As signed into law by Gov. Greg Abbott this summer, HB 900 would require private book vendors, not school librarians or elected officials, to assign ratings to reading materials. These ratings would be based upon criteria created by the Texas State Library and Archive Commission (TSLAC) and approved by the State Board of Education (SBOE) at its meeting in December.
While the bill text states that it intends to ban “sexually explicit material,” opponents argue that the overly broad language will lead to a general chilling effect, which will disproportionately remove LGBTQ+ perspectives and perspectives of people of color from library shelves. This has already been the case as other book bans have been carried out locally.

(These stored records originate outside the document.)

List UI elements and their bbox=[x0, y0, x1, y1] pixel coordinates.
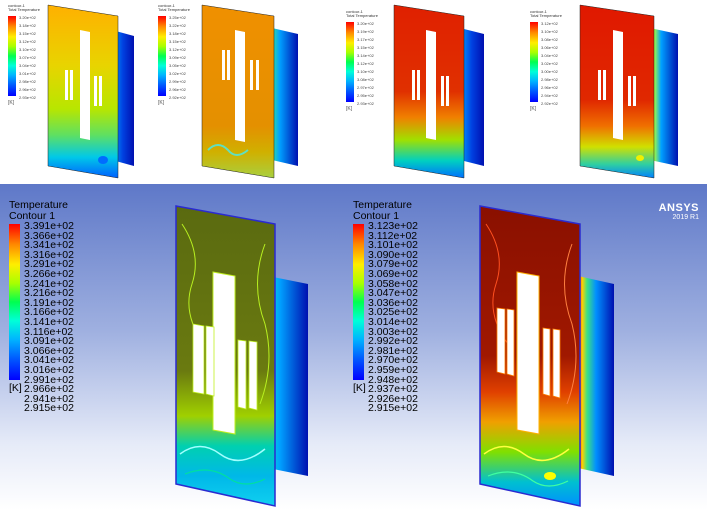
tick-label: 3.20e+02 bbox=[19, 15, 36, 20]
tick-label: 3.06e+02 bbox=[541, 45, 558, 50]
tick-label: 3.12e+02 bbox=[19, 39, 36, 44]
tick-label: 2.95e+02 bbox=[357, 93, 374, 98]
legend-unit: [K] bbox=[530, 106, 537, 112]
panel-top-4: contour-1 Total Temperature 3.12e+02 3.1… bbox=[520, 0, 707, 180]
tick-label: 2.92e+02 bbox=[541, 101, 558, 106]
tick-label: 3.18e+02 bbox=[169, 31, 186, 36]
colorbar bbox=[346, 22, 354, 102]
tick-label: 3.19e+02 bbox=[357, 29, 374, 34]
tick-label: 3.14e+02 bbox=[357, 53, 374, 58]
tick-label: 2.97e+02 bbox=[357, 85, 374, 90]
legend-subtitle: Total Temperature bbox=[530, 13, 562, 18]
tick-label: 3.18e+02 bbox=[19, 23, 36, 28]
tick-label: 2.96e+02 bbox=[541, 85, 558, 90]
legend-subtitle: Total Temperature bbox=[346, 13, 378, 18]
legend-unit: [K] bbox=[9, 382, 22, 394]
legend-bottom-right: Temperature Contour 1 3.123e+02 3.112e+0… bbox=[353, 200, 418, 413]
colorbar bbox=[158, 16, 166, 96]
legend-unit: [K] bbox=[158, 100, 165, 106]
tick-label: 3.10e+02 bbox=[357, 69, 374, 74]
tick-label: 3.00e+02 bbox=[541, 69, 558, 74]
tick-label: 2.96e+02 bbox=[19, 87, 36, 92]
panel-top-3: contour-1 Total Temperature 3.20e+02 3.1… bbox=[338, 0, 518, 180]
tick-label: 3.12e+02 bbox=[169, 47, 186, 52]
colorbar bbox=[9, 224, 20, 380]
tick-label: 3.02e+02 bbox=[541, 61, 558, 66]
tick-label: 2.98e+02 bbox=[19, 79, 36, 84]
tick-label: 2.915e+02 bbox=[368, 402, 418, 415]
tick-label: 3.15e+02 bbox=[357, 45, 374, 50]
tick-label: 2.93e+02 bbox=[357, 101, 374, 106]
tick-label: 3.05e+02 bbox=[169, 63, 186, 68]
tick-label: 3.09e+02 bbox=[169, 55, 186, 60]
legend-unit: [K] bbox=[353, 382, 366, 394]
tick-label: 2.98e+02 bbox=[541, 77, 558, 82]
tick-label: 3.08e+02 bbox=[541, 37, 558, 42]
tick-label: 2.96e+02 bbox=[169, 87, 186, 92]
legend-top-4: contour-1 Total Temperature 3.12e+02 3.1… bbox=[530, 10, 562, 112]
tick-label: 3.17e+02 bbox=[357, 37, 374, 42]
tick-label: 3.15e+02 bbox=[19, 31, 36, 36]
tick-label: 3.07e+02 bbox=[19, 55, 36, 60]
tick-label: 2.915e+02 bbox=[24, 402, 74, 415]
ansys-logo: ANSYS 2019 R1 bbox=[659, 202, 699, 221]
tick-label: 3.08e+02 bbox=[357, 77, 374, 82]
colorbar bbox=[8, 16, 16, 96]
legend-ticks: 3.20e+02 3.19e+02 3.17e+02 3.15e+02 3.14… bbox=[357, 20, 374, 108]
panel-bottom-left: Temperature Contour 1 3.391e+02 3.366e+0… bbox=[0, 184, 350, 510]
tick-label: 3.12e+02 bbox=[541, 21, 558, 26]
colorbar bbox=[530, 22, 538, 102]
legend-bottom-left: Temperature Contour 1 3.391e+02 3.366e+0… bbox=[9, 200, 74, 413]
legend-ticks: 3.12e+02 3.10e+02 3.08e+02 3.06e+02 3.04… bbox=[541, 20, 558, 108]
legend-top-1: contour-1 Total Temperature 3.20e+02 3.1… bbox=[8, 4, 40, 106]
legend-subtitle: Total Temperature bbox=[8, 7, 40, 12]
legend-ticks: 3.391e+02 3.366e+02 3.341e+02 3.316e+02 … bbox=[24, 221, 74, 415]
legend-top-2: contour-1 Total Temperature 3.25e+02 3.2… bbox=[158, 4, 190, 106]
tick-label: 3.02e+02 bbox=[169, 71, 186, 76]
tick-label: 3.01e+02 bbox=[19, 71, 36, 76]
panel-bottom-right: Temperature Contour 1 3.123e+02 3.112e+0… bbox=[350, 184, 707, 510]
tick-label: 3.22e+02 bbox=[169, 23, 186, 28]
legend-unit: [K] bbox=[346, 106, 353, 112]
tick-label: 2.99e+02 bbox=[169, 79, 186, 84]
legend-subtitle: Total Temperature bbox=[158, 7, 190, 12]
panel-top-2: contour-1 Total Temperature 3.25e+02 3.2… bbox=[150, 0, 330, 180]
tick-label: 2.93e+02 bbox=[19, 95, 36, 100]
tick-label: 3.12e+02 bbox=[357, 61, 374, 66]
tick-label: 2.94e+02 bbox=[541, 93, 558, 98]
tick-label: 3.04e+02 bbox=[541, 53, 558, 58]
legend-ticks: 3.123e+02 3.112e+02 3.101e+02 3.090e+02 … bbox=[368, 221, 418, 415]
colorbar bbox=[353, 224, 364, 380]
tick-label: 3.10e+02 bbox=[19, 47, 36, 52]
brand-version: 2019 R1 bbox=[672, 214, 699, 221]
legend-top-3: contour-1 Total Temperature 3.20e+02 3.1… bbox=[346, 10, 378, 112]
panel-top-1: contour-1 Total Temperature 3.20e+02 3.1… bbox=[0, 0, 170, 180]
legend-unit: [K] bbox=[8, 100, 15, 106]
tick-label: 3.04e+02 bbox=[19, 63, 36, 68]
tick-label: 3.20e+02 bbox=[357, 21, 374, 26]
tick-label: 3.25e+02 bbox=[169, 15, 186, 20]
brand-name: ANSYS bbox=[658, 202, 699, 214]
tick-label: 3.10e+02 bbox=[541, 29, 558, 34]
tick-label: 2.92e+02 bbox=[169, 95, 186, 100]
legend-ticks: 3.25e+02 3.22e+02 3.18e+02 3.15e+02 3.12… bbox=[169, 14, 186, 102]
tick-label: 3.15e+02 bbox=[169, 39, 186, 44]
legend-ticks: 3.20e+02 3.18e+02 3.15e+02 3.12e+02 3.10… bbox=[19, 14, 36, 102]
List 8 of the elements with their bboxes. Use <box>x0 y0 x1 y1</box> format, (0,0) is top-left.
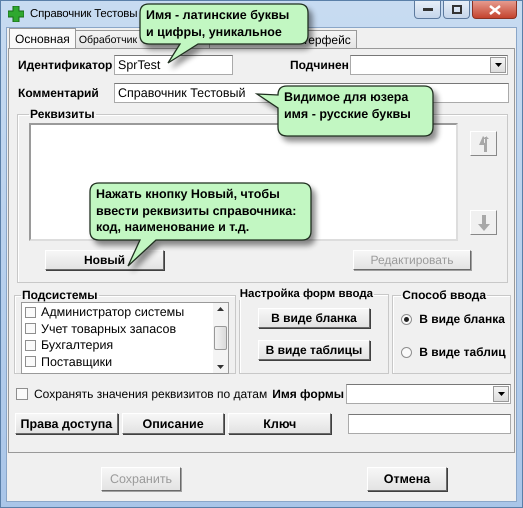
group-title: Настройка форм ввода <box>238 288 374 300</box>
group-title: Подсистемы <box>21 288 98 302</box>
group-title: Способ ввода <box>401 288 488 302</box>
field-label: Идентификатор <box>18 58 114 72</box>
field-label: Имя формы <box>272 387 346 401</box>
window-title: Справочник Тестовы <box>30 8 138 20</box>
field-label: Комментарий <box>18 86 100 100</box>
group-title: Реквизиты <box>29 107 96 121</box>
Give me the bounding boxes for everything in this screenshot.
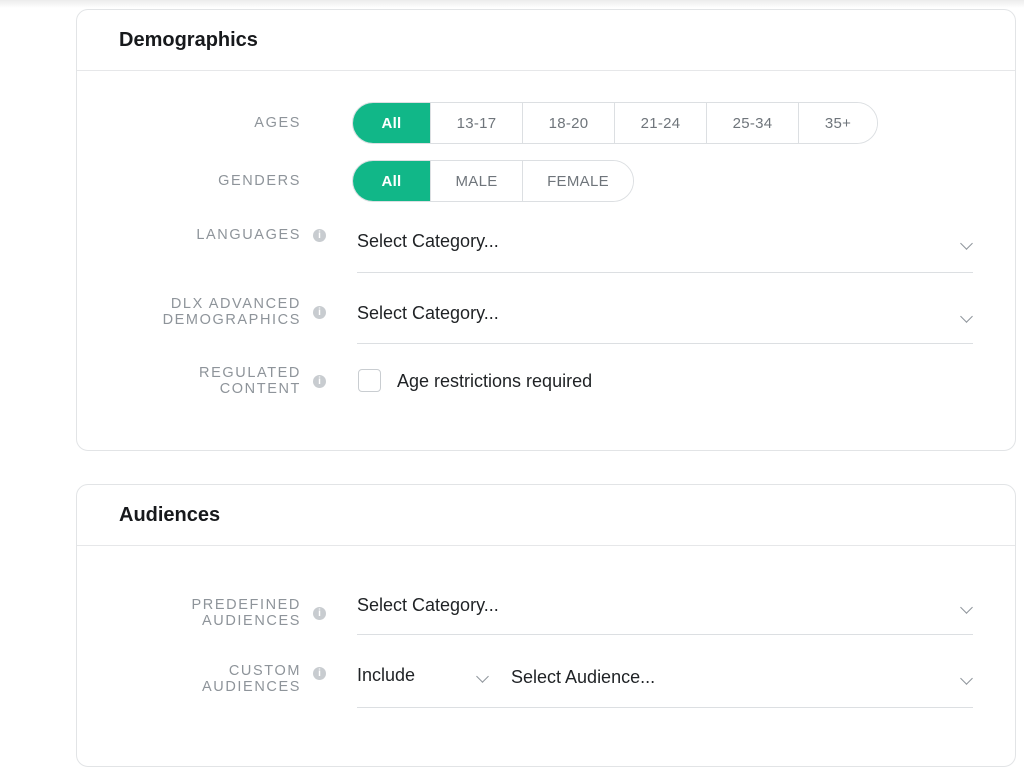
gender-option-female[interactable]: FEMALE: [523, 161, 633, 201]
age-restrictions-checkbox[interactable]: [358, 369, 381, 392]
age-option-13-17[interactable]: 13-17: [431, 103, 523, 143]
info-icon[interactable]: i: [313, 607, 326, 620]
chevron-down-icon: [960, 672, 973, 685]
chevron-down-icon: [960, 237, 973, 250]
languages-select[interactable]: Select Category...: [357, 223, 973, 273]
audiences-title: Audiences: [77, 485, 1015, 546]
predefined-audiences-select[interactable]: Select Category...: [357, 585, 973, 635]
include-select[interactable]: Include: [357, 655, 497, 707]
gender-option-male[interactable]: MALE: [431, 161, 523, 201]
chevron-down-icon: [476, 670, 489, 683]
genders-label: GENDERS: [218, 173, 301, 189]
age-restrictions-label: Age restrictions required: [397, 371, 593, 391]
include-select-value: Include: [357, 665, 416, 685]
chevron-down-icon: [960, 601, 973, 614]
info-icon[interactable]: i: [313, 229, 326, 242]
ages-label: AGES: [254, 115, 301, 131]
ages-segmented-control: All 13-17 18-20 21-24 25-34 35+: [352, 102, 878, 144]
languages-select-value: Select Category...: [357, 231, 499, 251]
top-shadow: [0, 0, 1024, 8]
info-icon[interactable]: i: [313, 375, 326, 388]
audience-select[interactable]: Select Audience...: [511, 655, 973, 707]
audiences-card: Audiences PREDEFINED AUDIENCES i Select …: [76, 484, 1016, 767]
age-option-35-plus[interactable]: 35+: [799, 103, 877, 143]
custom-audiences-field: Include Select Audience...: [357, 655, 973, 708]
gender-option-all[interactable]: All: [353, 161, 431, 201]
languages-label: LANGUAGES: [196, 227, 301, 243]
predefined-label: PREDEFINED AUDIENCES: [191, 597, 301, 629]
age-option-18-20[interactable]: 18-20: [523, 103, 615, 143]
chevron-down-icon: [960, 310, 973, 323]
demographics-title: Demographics: [77, 10, 1015, 71]
age-option-25-34[interactable]: 25-34: [707, 103, 799, 143]
audience-select-value: Select Audience...: [511, 667, 656, 687]
age-option-21-24[interactable]: 21-24: [615, 103, 707, 143]
info-icon[interactable]: i: [313, 667, 326, 680]
dlx-select-value: Select Category...: [357, 303, 499, 323]
demographics-card: Demographics AGES All 13-17 18-20 21-24 …: [76, 9, 1016, 451]
custom-label: CUSTOM AUDIENCES: [202, 663, 301, 695]
regulated-label: REGULATED CONTENT: [199, 365, 301, 397]
predefined-select-value: Select Category...: [357, 595, 499, 615]
genders-segmented-control: All MALE FEMALE: [352, 160, 634, 202]
dlx-label: DLX ADVANCED DEMOGRAPHICS: [162, 296, 301, 328]
info-icon[interactable]: i: [313, 306, 326, 319]
dlx-select[interactable]: Select Category...: [357, 294, 973, 344]
age-option-all[interactable]: All: [353, 103, 431, 143]
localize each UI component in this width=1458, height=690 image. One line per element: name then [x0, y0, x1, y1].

This ruling is the result of a lawsuit filed in July by several Texas booksellers, including Austin’s BookPeople and Houston’s Blue Willow Bookshop, and by several booksellers’ associations. As previously reported in the Hotline, these plaintiffs allege that HB 900 infringes upon their freedom of speech and is overburdensome to small businesses. This September, a federal district court judge ruled in favor of the plaintiffs arguing that HB 900 was “vague,” and that vagueness would lead to an “arbitrary and capricious” rating system.
Importantly, this ruling does not block the entirety of HB 900. The ruling only blocks the law as it applies to book vendors, which means that TSLAC and the Texas Education Agency may continue to enact their standards for reading materials. Because book vendors cannot be compelled to rate their materials based on these standards, it is unclear how the law will be implemented.
This ruling marks a significant victory for the students, parents, educators, and organizations, including Texas AFT, who fought against this bill as it made its way through the legislative process.
In response to the decision, Rep. Patterson, the author of the bill, released a statement expressing his disappointment at the decision.